4.2 Rigorous and defensible in silico simulation for New York Harbor

Monday, 29 January 2024: 4:45 PM
343 (The Baltimore Convention Center)
Yinglong Joseph Zhang, Virginia Institute of Marine Science, Williamsburg, VA; and K. Park, S. Wipperfurth, G. Seroka, A. Fujisaki, and S. Pe'eri

Despite the tremendous progress made over the past two decades, in silico oceanography still suffers many shortcomings and lacks scientific rigor due to the proliferation of many ‘gray’ areas. Those gray areas have historically hampered the greater adoption of unstructured-grid (UG) models but have also plagued structured-grid models. In fact, error compensation is a more common problem than many researchers realize. This is an urgent issue facing the entire community especially in light of the rapid advancement of precision in coastal observation. We expound some of those critical issues here, with particular focus on what we think are the most fundamental issues, e.g., on the representation of bathy-topo DEMs in those models. Consequently, we seek to establish the following principles for in silico oceanography:

  1. Bathymetry is a first order forcing in coastal domains. Hence, observation-based DEM data should not be smoothed or otherwise manipulated beyond the resolution of the numerical grid.
  2. Oceanographic processes are driven across multiple scales. Hence, grids must be as high resolution and extend over as large a domain as required by the processes and known forcing (and allowed by computational limits). This includes some ultra localized processes (e.g., small-scale shears).
  3. Assessment should focus on processes. Hence, traditional quantitative error metrics, while useful, are not a substitute for feature-based metrics and should not distract or mislead high-fidelity representation of processes.

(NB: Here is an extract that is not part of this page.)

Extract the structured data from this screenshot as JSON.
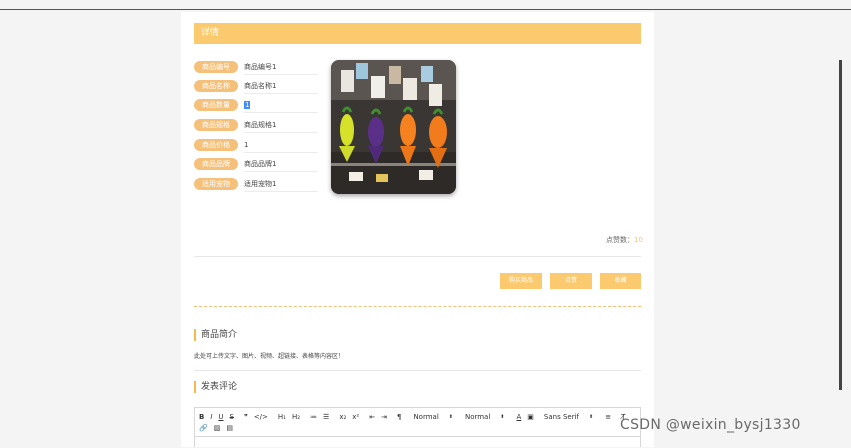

Using the New York Harbor UFS testbed as an example, we describe in unprecedented detail how we conduct UG modeling from beginning to end: starting from DEM processing, mesh generation, model setup, all the way to post-processing and data analysis. The details are summarized in a companion paper (Zhang et al. 2024, Ocean Modelling Special Issue), and serve to debunk many myths that exist in the coastal modeling community. We demonstrate that objective, rigorous and defensible UG modeling is achievable at the moment if one acknowledges the central role that the DEM plays in coastal modeling.